The taxes were on flat-rate access charges for wireless calling plans, Schneiderman's office said.

The attorney general's lawsuit, filed in New York State Supreme Court in Manhattan, requires Sprint to pay three times its underpayment of more than $100 million, plus penalties if found liable.

Schneiderman noted that all of Sprint's competitors, including Verizon, AT&T, T-Mobile and MetroPCS, have followed the letter of the law regarding the taxes.

"By deliberately evading sales taxes, Sprint cost state and local governments over $100 million that could have been used for critical services and much needed resources that our state and its citizens need given the challenging economic times we are in," he said in a statement.

"The message of our office is clear -- tax dodging is not acceptable and we will use every tool in our arsenal to make sure that taxpayers' money is protected, and that honest businesses and consumers are not placed at a disadvantage for collecting and paying their fair share of taxes."

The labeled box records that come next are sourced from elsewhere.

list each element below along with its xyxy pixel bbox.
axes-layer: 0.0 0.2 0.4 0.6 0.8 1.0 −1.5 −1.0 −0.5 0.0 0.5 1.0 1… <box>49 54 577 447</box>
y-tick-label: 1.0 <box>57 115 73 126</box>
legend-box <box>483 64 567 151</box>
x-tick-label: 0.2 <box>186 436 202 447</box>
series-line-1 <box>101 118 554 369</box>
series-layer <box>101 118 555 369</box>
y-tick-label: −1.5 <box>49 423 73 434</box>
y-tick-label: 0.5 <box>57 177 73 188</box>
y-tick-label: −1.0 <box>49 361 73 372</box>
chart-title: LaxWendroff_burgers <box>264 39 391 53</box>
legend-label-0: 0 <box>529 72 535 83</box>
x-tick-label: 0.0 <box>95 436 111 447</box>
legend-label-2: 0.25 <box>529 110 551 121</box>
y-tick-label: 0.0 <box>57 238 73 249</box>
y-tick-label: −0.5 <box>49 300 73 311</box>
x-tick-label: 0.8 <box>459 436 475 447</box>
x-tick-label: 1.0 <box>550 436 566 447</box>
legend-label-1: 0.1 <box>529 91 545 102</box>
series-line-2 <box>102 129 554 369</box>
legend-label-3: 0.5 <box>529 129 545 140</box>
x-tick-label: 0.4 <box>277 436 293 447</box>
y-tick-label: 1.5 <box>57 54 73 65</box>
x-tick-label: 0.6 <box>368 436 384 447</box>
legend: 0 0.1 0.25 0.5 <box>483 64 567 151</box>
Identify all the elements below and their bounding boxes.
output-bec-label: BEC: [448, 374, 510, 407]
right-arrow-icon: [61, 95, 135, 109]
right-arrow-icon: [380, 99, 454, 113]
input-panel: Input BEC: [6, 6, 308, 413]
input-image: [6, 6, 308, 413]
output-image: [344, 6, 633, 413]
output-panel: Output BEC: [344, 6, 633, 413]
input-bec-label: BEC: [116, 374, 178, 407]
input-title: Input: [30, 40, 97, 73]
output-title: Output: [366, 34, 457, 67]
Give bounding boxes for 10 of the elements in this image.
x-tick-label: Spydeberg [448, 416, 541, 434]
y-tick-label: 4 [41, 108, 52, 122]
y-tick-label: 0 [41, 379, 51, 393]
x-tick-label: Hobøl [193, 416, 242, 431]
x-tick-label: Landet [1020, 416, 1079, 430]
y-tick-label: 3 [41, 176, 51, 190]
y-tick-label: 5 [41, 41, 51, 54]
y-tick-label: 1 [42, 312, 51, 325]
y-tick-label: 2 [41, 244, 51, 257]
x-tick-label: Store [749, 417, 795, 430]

New York tax law has required -- since 2002 -- that mobile phone companies like Sprint collect and pay sales taxes on the full amount of their monthly access charges for their calling plans.

For example, when a customer pays Sprint a fixed monthly charge of $39.99 for 450 minutes of mobile calling time, the law requires the company to collect and pay sales taxes on the entire $39.99.

According to Schneiderman's 30-page complaint, Sprint illegally failed, starting in 2005, to collect and pay taxes on an arbitrarily set portion of its revenue from these fixed monthly access charges.

In order to do so, the attorney general argues that the company "repeatedly and knowingly" submitted false records and statements to state tax authorities.

As a result of the company's decision not to collect and pay the taxes -- which Schneiderman contends Sprint did to obtain an advantage over competitors -- its underpayment is growing by about $210,000 every week, more than $30,000 a day, according to his office.

The attorney general's complaint also seeks to protect Sprint's current customers, of whom the company "falsely marketed" its wireless calling plans, he said.

Sprint, Schneiderman explained, promised its customers that it would collect and pay the correct amount of sales taxes on their behalf.

According to the Attorney General's Office, the lawsuit is the first ever tax enforcement action filed under the New York False Claims Act.

The act is considered one of the state's most powerful civil fraud enforcement tools because it allows whistleblowers and prosecutors to take legal action against companies or individuals that defraud the government.

Fraudsters found liable under the act must pay triple damages, penalties and attorneys' fees.

Twenty-nine states and the federal government have passed False Claims acts, but only New York's expressly covers tax fraud.

According to Schneiderman's office, its investigation of Sprint started with a whistleblower lawsuit, or qui tam action, filed in the state Supreme Court in March last year.

By filing his complaint Thursday, the attorney general has taken over the action from the whistleblower on behalf of the state's taxpayers.

Sprint told The Associated Press that Schneiderman's lawsuit is "without merit."